O machismo aparece de várias formas e em todos os gêneros. Música popular é um retrato da sociedade. A implicância começou em 1905 com o Lundu do Baiano (“A mulher quando é solteira/ Seu perfume é água tônica/ Depois que se apanha casada/ É pior que peste bubônica”).

Há grandes exaltações à mulher, como a valsa Rosa, gravada em 1937 por Francisco Alves (“Tu és divina e graciosa/ Estátua majestosa/Do amor por Deus esculturada”). Mas o mesmo Francisco Alves, em 1929, cantou Amor de Malandro (“O amor é do Malandro/ ...se ele te bate/ é porque gosta de ti”).

No mesmo tom, O Que é Que eu Dou?, gravada por Jorge Veiga em 1947 (“Sempre de cara amarrada/ Será que ela quer pancada?/ É só o que lhe falta dar/ Ela quer apanhar”).

As próprias mulheres ajudaram a reforçar o pendor machista, como Carmen Miranda que, em 1937, gravou o choro-canção Quem É?, com Barbosa Junior: “Quem é que faz o teu bifinho com batatas?/ E estraga tanto as lindas mãos lá na cozinha?”.

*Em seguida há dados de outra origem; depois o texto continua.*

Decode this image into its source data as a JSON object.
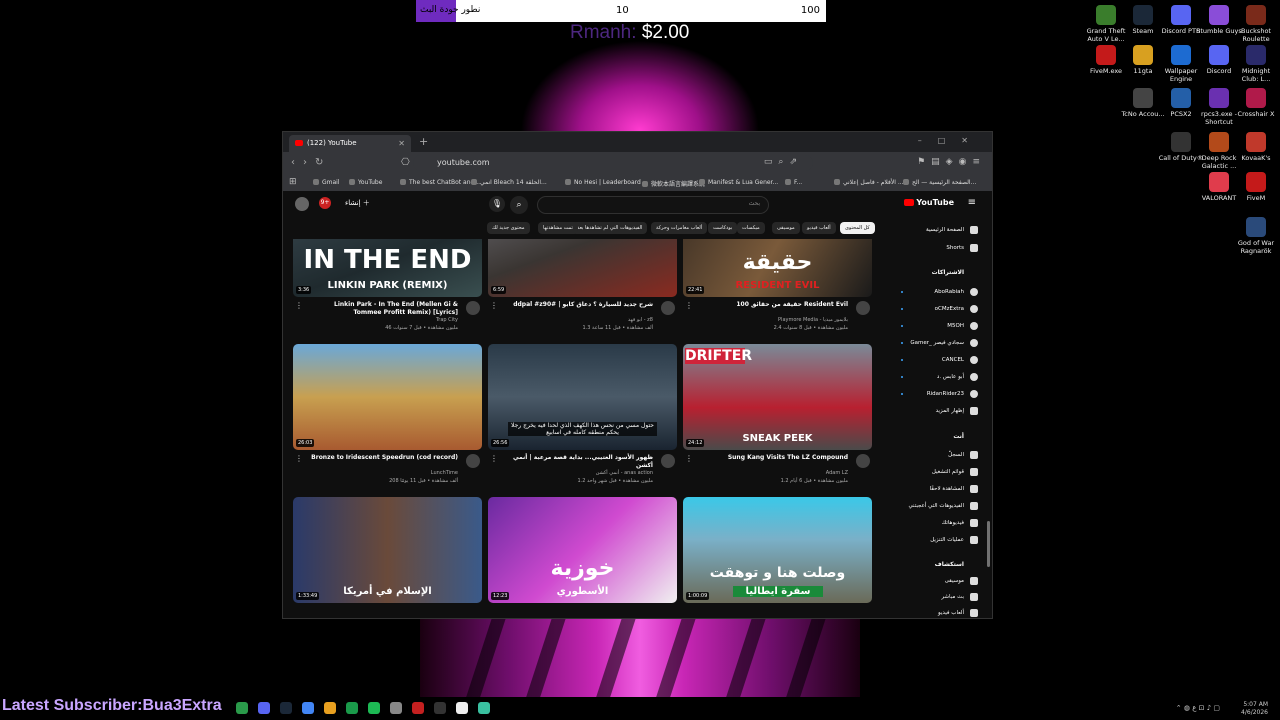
{
  "overlay": {
    "vote_label": "نطور جودة البث",
    "vote_left": "10",
    "vote_right": "100",
    "donor": "Rmanh:",
    "amount": "$2.00",
    "latest_subscriber": "Latest Subscriber:Bua3Extra"
  },
  "desktop_icons": [
    {
      "label": "Grand Theft Auto V Le..."
    },
    {
      "label": "Steam"
    },
    {
      "label": "Discord PTB"
    },
    {
      "label": "Stumble Guys"
    },
    {
      "label": "Buckshot Roulette"
    },
    {
      "label": "FiveM.exe"
    },
    {
      "label": "11gta"
    },
    {
      "label": "Wallpaper Engine"
    },
    {
      "label": "Discord"
    },
    {
      "label": "Midnight Club: L..."
    },
    {
      "label": "TcNo Accou..."
    },
    {
      "label": "PCSX2"
    },
    {
      "label": "rpcs3.exe - Shortcut"
    },
    {
      "label": "Crosshair X"
    },
    {
      "label": "Call of Duty®"
    },
    {
      "label": "Deep Rock Galactic ..."
    },
    {
      "label": "KovaaK's"
    },
    {
      "label": "VALORANT"
    },
    {
      "label": "FiveM"
    },
    {
      "label": "God of War Ragnarök"
    }
  ],
  "browser": {
    "tab_title": "(122) YouTube",
    "url": "youtube.com",
    "bookmarks": [
      "Gmail",
      "YouTube",
      "The best ChatBot and...",
      "انمي Bleach الحلقة 14...",
      "No Hesi | Leaderboard",
      "微軟本語言編譯系統",
      "Manifest & Lua Gener...",
      "F...",
      "الأفلام - فاصل إعلاني ...",
      "الصفحة الرئيسية — الح..."
    ]
  },
  "youtube": {
    "logo": "YouTube",
    "create": "إنشاء",
    "notif_count": "9+",
    "search_placeholder": "بحث",
    "chips": [
      "كل المحتوى",
      "ألعاب فيديو",
      "موسيقى",
      "ميكسات",
      "بودكاست",
      "ألعاب مغامرات وحركة",
      "الفيديوهات التي لم تشاهدها بعد",
      "تمت مشاهدتها",
      "محتوى جديد لك"
    ],
    "sidebar": {
      "home": "الصفحة الرئيسية",
      "shorts": "Shorts",
      "subs_header": "الاشتراكات",
      "subs": [
        "AboRabiah",
        "oCMzExtra",
        "M5OH",
        "Gamer_ سجادي فيصر",
        "CANCEL",
        "أبو عابس .د",
        "RidanRider23"
      ],
      "show_more": "إظهار المزيد",
      "you_header": "أنت",
      "you": [
        "السجلّ",
        "قوائم التشغيل",
        "المشاهدة لاحقًا",
        "الفيديوهات التي أعجبتني",
        "فيديوهاتك",
        "عمليات التنزيل"
      ],
      "explore_header": "استكشاف",
      "explore": [
        "موسيقى",
        "بث مباشر",
        "ألعاب فيديو"
      ]
    },
    "videos": [
      {
        "title": "Linkin Park - In The End (Mellen Gi & Tommee Profitt Remix) [Lyrics]",
        "channel": "Trap City",
        "meta": "46 مليون مشاهدة • قبل 7 سنوات",
        "duration": "3:36",
        "thumb_text": "IN THE END",
        "thumb_sub": "LINKIN PARK (REMIX)"
      },
      {
        "title": "ddpal #z90# | شرح جديد للسيارة ؟ دعاق كابو",
        "channel": "ابو فهد - z8",
        "meta": "1.3 ألف مشاهدة • قبل 11 ساعة",
        "duration": "6:59",
        "thumb_text": "",
        "thumb_sub": ""
      },
      {
        "title": "100 حقيقة من حقائق Resident Evil",
        "channel": "Playmore Media - بلايمور ميديا",
        "meta": "2.4 مليون مشاهدة • قبل 8 سنوات",
        "duration": "22:41",
        "thumb_text": "حقيقة",
        "thumb_sub": "RESIDENT EVIL"
      },
      {
        "title": "Bronze to Iridescent Speedrun (cod record)",
        "channel": "LunchTime",
        "meta": "208 ألف مشاهدة • قبل 11 يومًا",
        "duration": "26:03",
        "thumb_text": "",
        "thumb_sub": ""
      },
      {
        "title": "ظهور الأسود العتيبي... بداية قصة مرعبة | أنمي أكشن",
        "channel": "أنمي أكشن - anas action",
        "meta": "1.2 مليون مشاهدة • قبل شهر واحد",
        "duration": "26:56",
        "thumb_text": "",
        "thumb_sub": "",
        "caption": "حتول مسي من نحس هذا الكهف الذي لحدا فيه يخرج رجلا يحكم منطقه كامله في اسابيع"
      },
      {
        "title": "Sung Kang Visits The LZ Compound",
        "channel": "Adam LZ",
        "meta": "1.2 مليون مشاهدة • قبل 6 أيام",
        "duration": "24:12",
        "thumb_text": "DRIFTER",
        "thumb_sub": "SNEAK PEEK"
      },
      {
        "title": "",
        "channel": "",
        "meta": "",
        "duration": "1:33:49",
        "thumb_text": "",
        "thumb_sub": "الإسلام في أمريكا"
      },
      {
        "title": "",
        "channel": "",
        "meta": "",
        "duration": "12:23",
        "thumb_text": "خوزية",
        "thumb_sub": "الأسطوري"
      },
      {
        "title": "",
        "channel": "",
        "meta": "",
        "duration": "1:00:09",
        "thumb_text": "وصلت هنا و توهقت",
        "thumb_sub": "سفرة ايطاليا"
      }
    ]
  },
  "tray": {
    "lang": "ع",
    "time": "5:07 AM",
    "date": "4/6/2026"
  }
}
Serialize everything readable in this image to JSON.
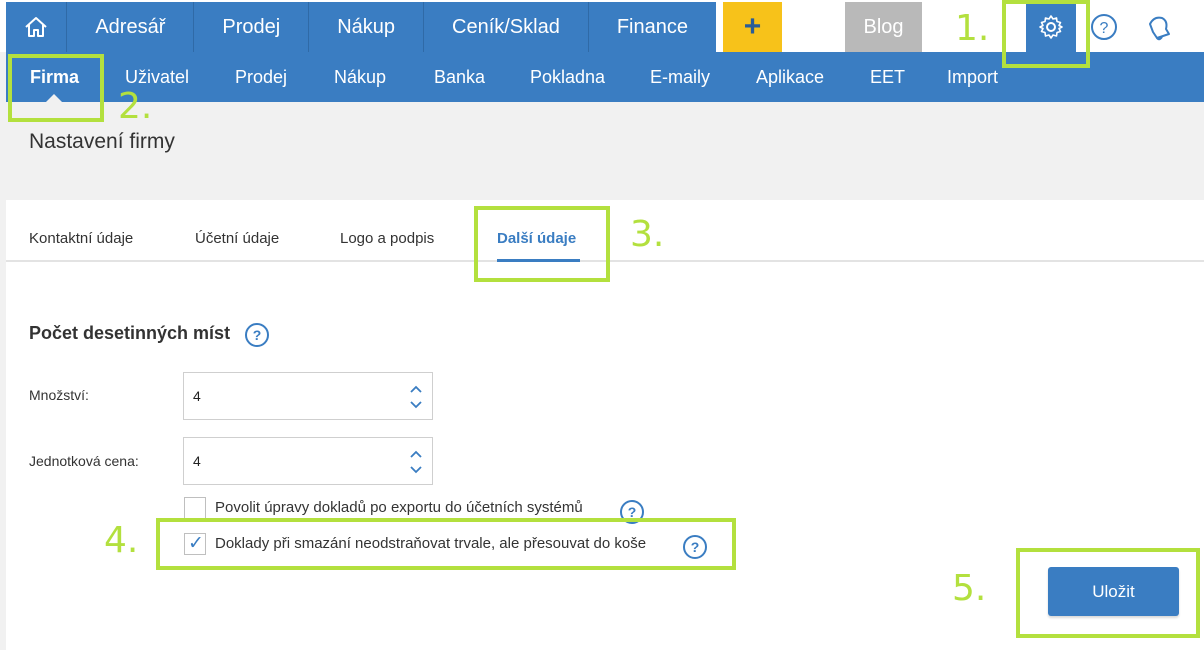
{
  "topnav": {
    "items": [
      "Adresář",
      "Prodej",
      "Nákup",
      "Ceník/Sklad",
      "Finance"
    ],
    "plus_label": "+",
    "blog_label": "Blog"
  },
  "subnav": {
    "items": [
      "Firma",
      "Uživatel",
      "Prodej",
      "Nákup",
      "Banka",
      "Pokladna",
      "E-maily",
      "Aplikace",
      "EET",
      "Import"
    ],
    "active_item": "Firma"
  },
  "page": {
    "title": "Nastavení firmy"
  },
  "tabs": [
    "Kontaktní údaje",
    "Účetní údaje",
    "Logo a podpis",
    "Další údaje"
  ],
  "active_tab": "Další údaje",
  "section": {
    "title": "Počet desetinných míst",
    "fields": [
      {
        "label": "Množství:",
        "value": "4"
      },
      {
        "label": "Jednotková cena:",
        "value": "4"
      }
    ],
    "checkboxes": [
      {
        "label": "Povolit úpravy dokladů po exportu do účetních systémů",
        "checked": false
      },
      {
        "label": "Doklady při smazání neodstraňovat trvale, ale přesouvat do koše",
        "checked": true
      }
    ]
  },
  "save_label": "Uložit",
  "annotations": [
    "1.",
    "2.",
    "3.",
    "4.",
    "5."
  ],
  "colors": {
    "accent": "#3a7dc2",
    "highlight": "#b3e03e",
    "plus_button": "#f7c21a",
    "blog_button": "#b9b9b9"
  }
}
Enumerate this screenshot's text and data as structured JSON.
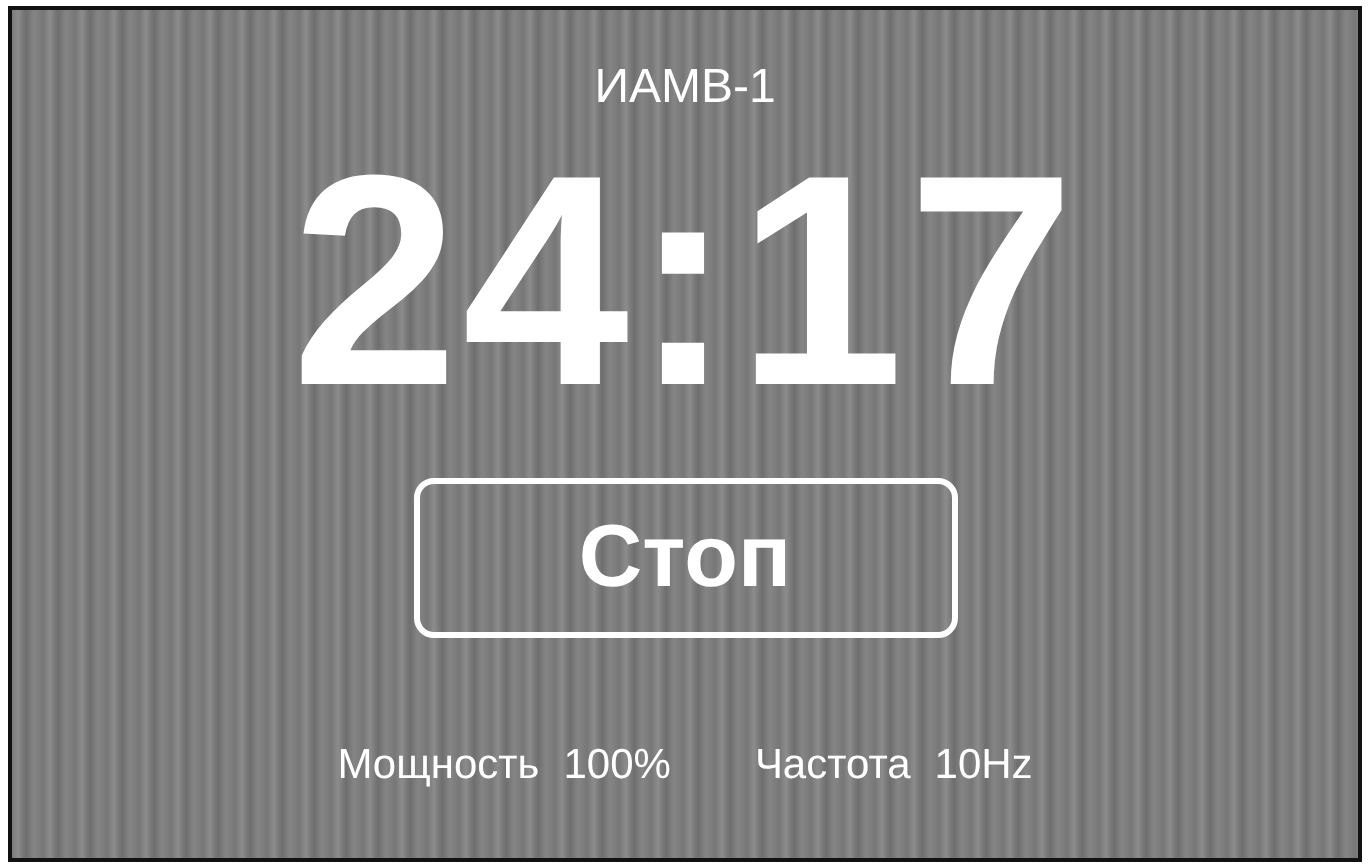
{
  "device": {
    "title": "ИАМВ-1"
  },
  "timer": "24:17",
  "button": {
    "label": "Стоп"
  },
  "stats": [
    {
      "label": "Мощность",
      "value": "100%"
    },
    {
      "label": "Частота",
      "value": "10Hz"
    }
  ]
}
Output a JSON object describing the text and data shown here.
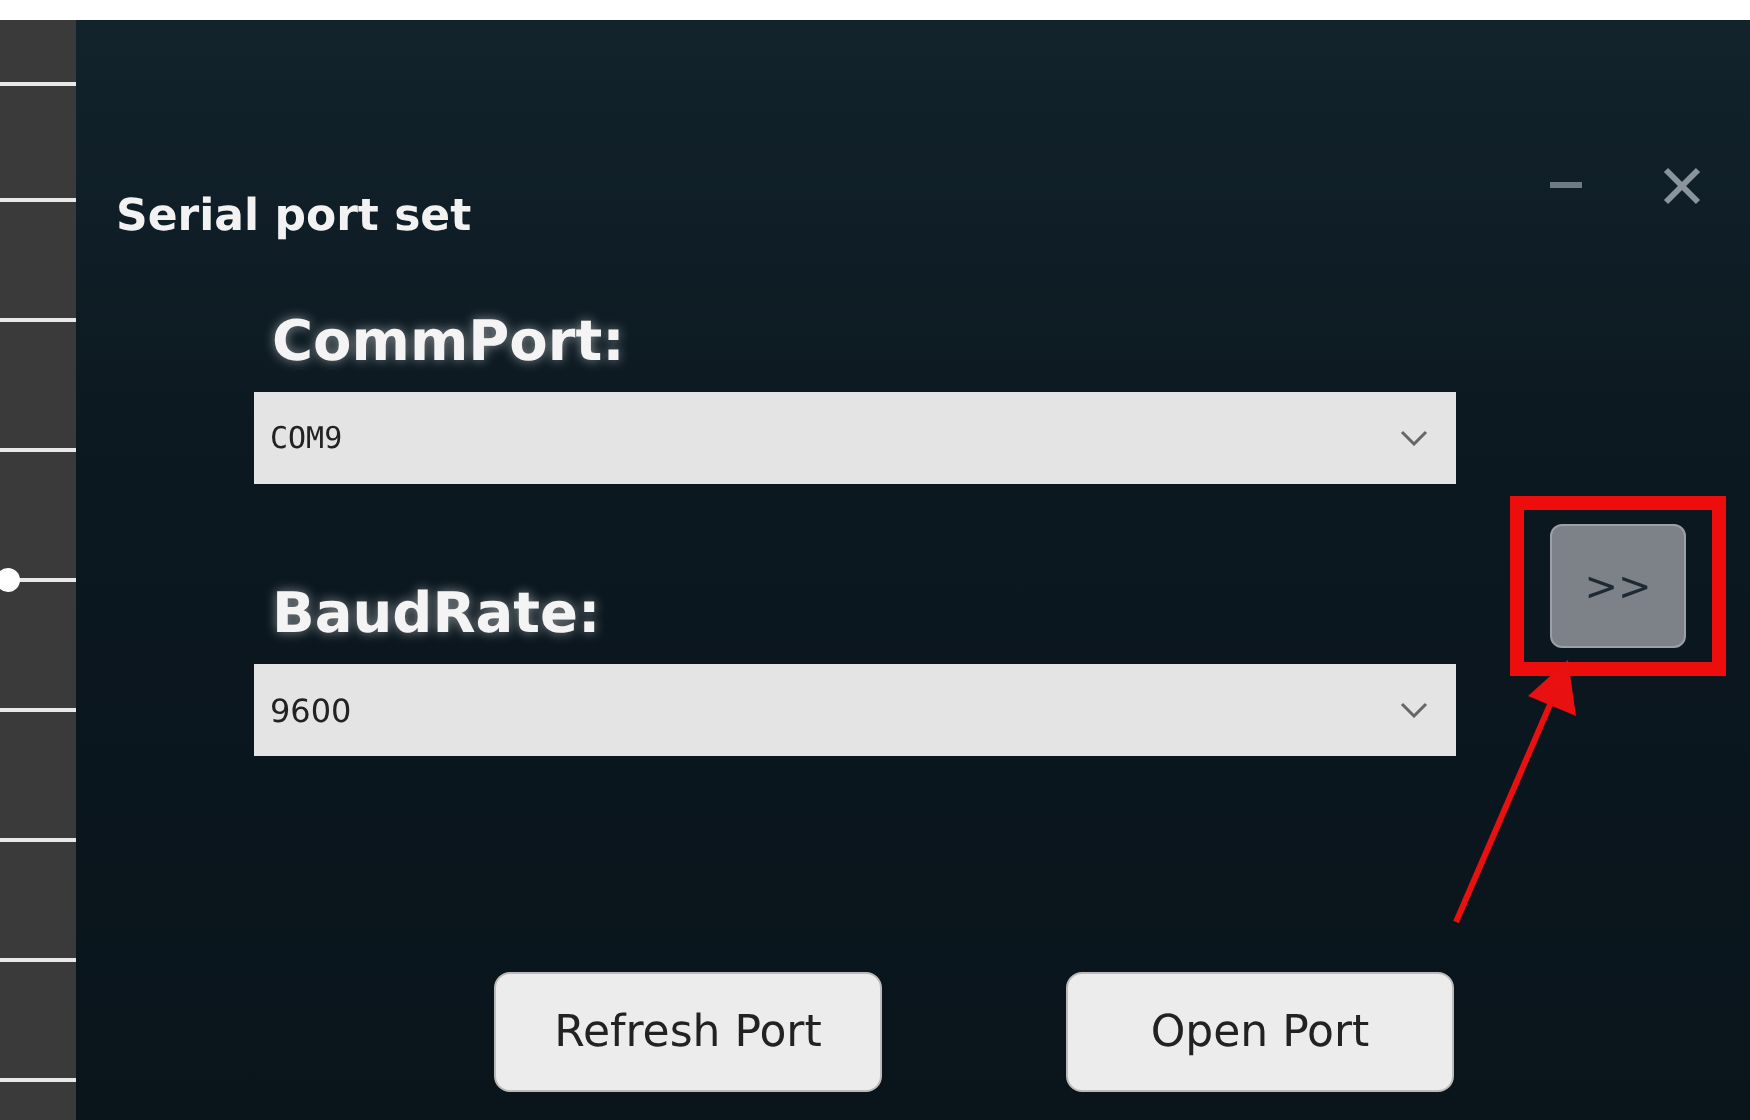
{
  "window": {
    "title": "Serial port set"
  },
  "fields": [
    {
      "label": "CommPort:",
      "value": "COM9"
    },
    {
      "label": "BaudRate:",
      "value": "9600"
    }
  ],
  "side_button": {
    "label": ">>",
    "highlighted": true
  },
  "buttons": [
    "Refresh Port",
    "Open Port"
  ]
}
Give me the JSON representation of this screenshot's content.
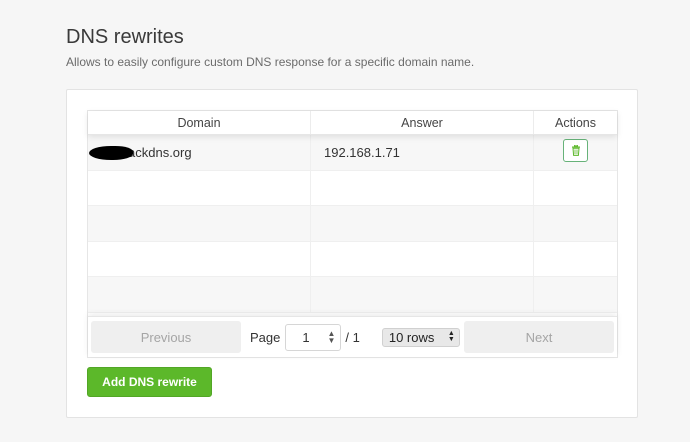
{
  "header": {
    "title": "DNS rewrites",
    "subtitle": "Allows to easily configure custom DNS response for a specific domain name."
  },
  "table": {
    "columns": [
      "Domain",
      "Answer",
      "Actions"
    ],
    "rows": [
      {
        "domain": "ackdns.org",
        "answer": "192.168.1.71",
        "action_icon": "trash-icon"
      }
    ]
  },
  "pagination": {
    "previous_label": "Previous",
    "page_label": "Page",
    "current_page": "1",
    "total_pages": "/ 1",
    "rows_per_page": "10 rows",
    "next_label": "Next"
  },
  "actions": {
    "add_label": "Add DNS rewrite"
  },
  "colors": {
    "accent_green": "#5cb82a",
    "delete_border": "#67b279"
  }
}
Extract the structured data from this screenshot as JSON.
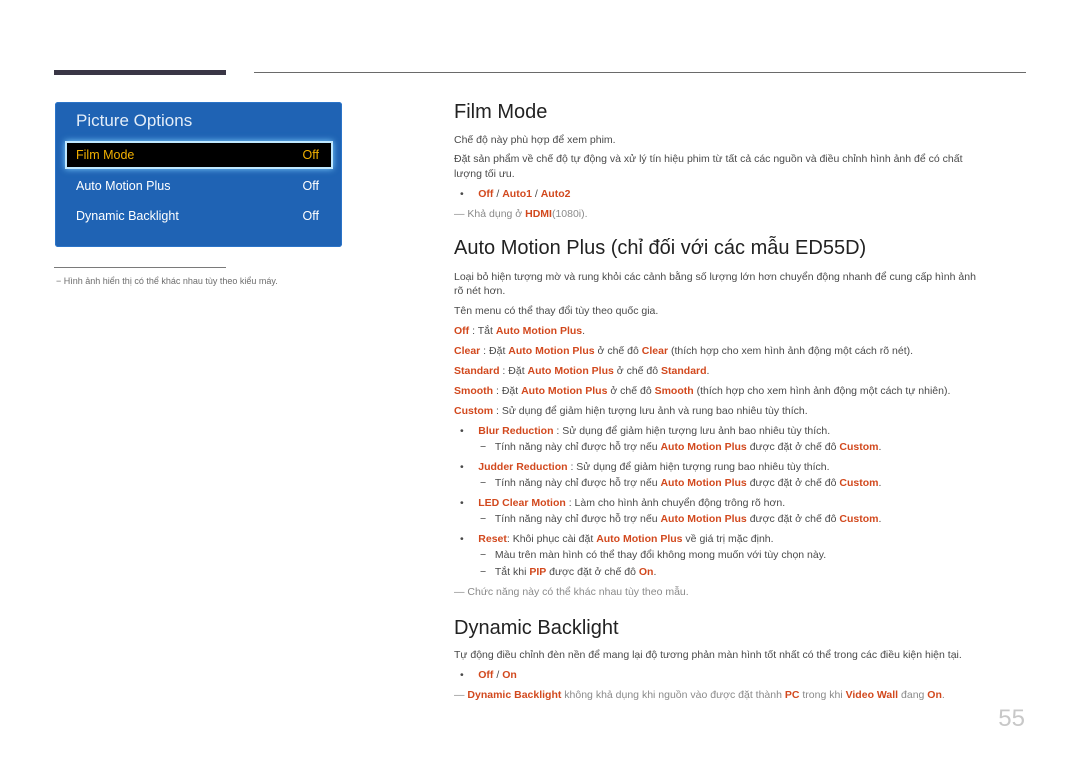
{
  "menu": {
    "title": "Picture Options",
    "items": [
      {
        "label": "Film Mode",
        "value": "Off",
        "selected": true
      },
      {
        "label": "Auto Motion Plus",
        "value": "Off"
      },
      {
        "label": "Dynamic Backlight",
        "value": "Off"
      }
    ],
    "note": "Hình ảnh hiển thị có thể khác nhau tùy theo kiểu máy."
  },
  "film_mode": {
    "title": "Film Mode",
    "p1": "Chế độ này phù hợp để xem phim.",
    "p2a": "Đặt sản phẩm về chế độ tự động và xử lý tín hiệu phim từ tất cả các nguồn và điều chỉnh hình ảnh để có chất",
    "p2b": "lượng tối ưu.",
    "opt_off": "Off",
    "opt_auto1": "Auto1",
    "opt_auto2": "Auto2",
    "sep": " / ",
    "note_pre": "Khả dụng ở ",
    "note_hl": "HDMI",
    "note_post": "(1080i)."
  },
  "amp": {
    "title": "Auto Motion Plus (chỉ đối với các mẫu ED55D)",
    "p1a": "Loại bỏ hiện tượng mờ và rung khỏi các cảnh bằng số lượng lớn hơn chuyển động nhanh để cung cấp hình ảnh",
    "p1b": "rõ nét hơn.",
    "p2": "Tên menu có thể thay đổi tùy theo quốc gia.",
    "amp": "Auto Motion Plus",
    "off": "Off",
    "off_text": " : Tắt ",
    "clear": "Clear",
    "set_text": " : Đặt ",
    "mode_text": " ở chế đô ",
    "clear_tail": " (thích hợp cho xem hình ảnh động một cách rõ nét).",
    "standard": "Standard",
    "smooth": "Smooth",
    "smooth_tail": " (thích hợp cho xem hình ảnh động một cách tự nhiên).",
    "custom": "Custom",
    "custom_text": " : Sử dụng để giảm hiện tượng lưu ảnh và rung bao nhiêu tùy thích.",
    "blur": "Blur Reduction",
    "blur_text": " : Sử dụng để giảm hiện tượng lưu ảnh bao nhiêu tùy thích.",
    "supported_pre": "Tính năng này chỉ được hỗ trợ nếu ",
    "supported_mid": " được đặt ở chế đô ",
    "judder": "Judder Reduction",
    "judder_text": " : Sử dụng để giảm hiện tượng rung bao nhiêu tùy thích.",
    "led": "LED Clear Motion",
    "led_text": " : Làm cho hình ảnh chuyển động trông rõ hơn.",
    "reset": "Reset",
    "reset_pre": ": Khôi phục cài đặt ",
    "reset_post": " về giá trị mặc định.",
    "reset_note1": "Màu trên màn hình có thể thay đổi không mong muốn với tùy chọn này.",
    "reset_note2_pre": "Tắt khi ",
    "pip": "PIP",
    "on": "On",
    "note": "Chức năng này có thể khác nhau tùy theo mẫu."
  },
  "db": {
    "title": "Dynamic Backlight",
    "p1": "Tự động điều chỉnh đèn nền để mang lại độ tương phản màn hình tốt nhất có thể trong các điều kiện hiện tại.",
    "off": "Off",
    "on": "On",
    "note_hl": "Dynamic Backlight",
    "note_mid1": " không khả dụng khi nguồn vào được đặt thành ",
    "pc": "PC",
    "note_mid2": " trong khi ",
    "vw": "Video Wall",
    "note_mid3": " đang ",
    "note_end": "."
  },
  "page_number": "55"
}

Há também o machismo disfarçado em amor, inclusive materno, como Mamãe, gravada em 1956 por Ângela Maria e desde então reconhecida como hino do dia das mães. Mesmo com versos como esses: “Eu te lembro o chinelo na mão/ O avental todo sujo de ovo”.

O rock, tão libertário, também faz das suas. Como os Beatles, em Run for Your Life, de 1965 (“Eu preferiria te ver morta do que com outro homem, garotinha / É melhor você correr pela sua vida, se puder”). Ou Jimi Hendrix, em Hey Joe, música de Billy Roberts, de 1962 (“Sim, eu fiz, eu atirei nela/ Ela estava paquerando na cidade/ Apontei a arma para ela e atirei/ Tudo bem/ Atire nela mais uma vez, está perdoado”).

Na música sertaneja, a coisa não melhora, nem para uma passarinha. No clássico João de Barro, Tonico e Tinoco contam a história do oleiro traído e vingativo: “Mas quando ele ia buscar o raminho/ Para construir seu ninho/ O seu amor lhe enganava/ Cego de dor trancou a porta da morada/ Deixando lá sua amada/ Presa pro resto da vida.

Às vezes é melhor se deixar levar pela melodia.